Opening a Bank Account

What is the difference between checking, savings accounts and a credit card? 

Scoops wants to introduce you to the first action in organizing your money: opening a bank account.

While it’s called a bank account, you can use a local bank, a credit union, or an investment bank to open your account. The account is where you will deposit money (e.g.: paychecks, gift checks, cash), as well as make withdrawals when you need cash. Nowadays, you can also open bank accounts online, and complete most of your banking transactions online as well. Yet know you always have the option of walking into the bank and working with real people!

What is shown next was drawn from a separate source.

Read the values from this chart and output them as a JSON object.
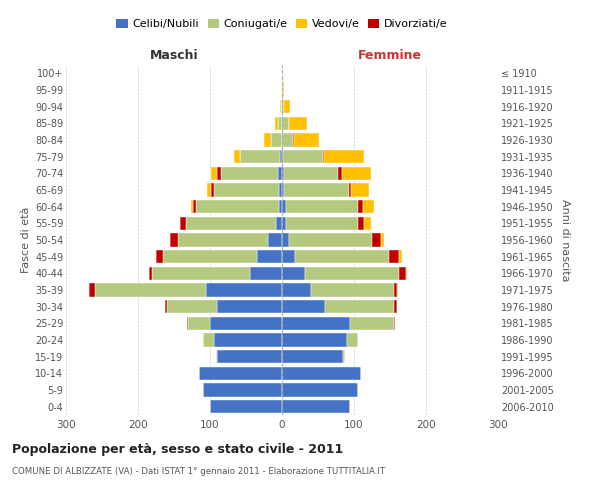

When you open an account at the bank (either checking or savings), you may be offered an ATM card that you can use to withdraw money or use for purchases. It is important to understand that when using a debit ATM card to make purchases, the money is immediately withdrawn from your account. This is different than a credit card; with a credit card you make a purchase and then receive a bill that must be paid about one month later.

Create Your Budget

Having a budget is the most important aspect for balancing saving and spending. The items you purchase and consume such as apps for your phone, quick meals, munchies at drive-thru’s, clothing, gas for your car, and movie tickets all have a cost; having a budget will guide you on how much money you have available to spend on the fun things so you don’t wind up in debt. Take the time to consider all the expenses you incur each month and use this information to create your budget.

Going into the bank to open your first account can feel intimidating. Employees at financial institutions may introduce you to many of the same services and functions as you receive in Silver Spoon. It can be overwhelming to see many different products, rates, and service fees. It’s important to know beforehand what services you need; the employees at the bank can help guide you.

If you are old enough to be opening a bank account, there is a good chance you may be preparing to head off to college soon. By starting to save at an early age, you will be better prepared for the expenses of college, and the annual increase in those costs. Many banks also offer student loans to help pay for college, in addition to loans you might receive from the government. When the time comes to apply for college loans, you will want to compare loan programs and educate yourself on the costs to borrow money and the details of repayment plans. Within a few months of leaving college, you will start paying back those loans so it’s essential to know upfront how much you’ll need to pay back each month once you graduate. Having a solid budget will help you plan and be prepared to make the payments when they come due. Paying your loans on time is a major factor in developing and maintaining your credit score!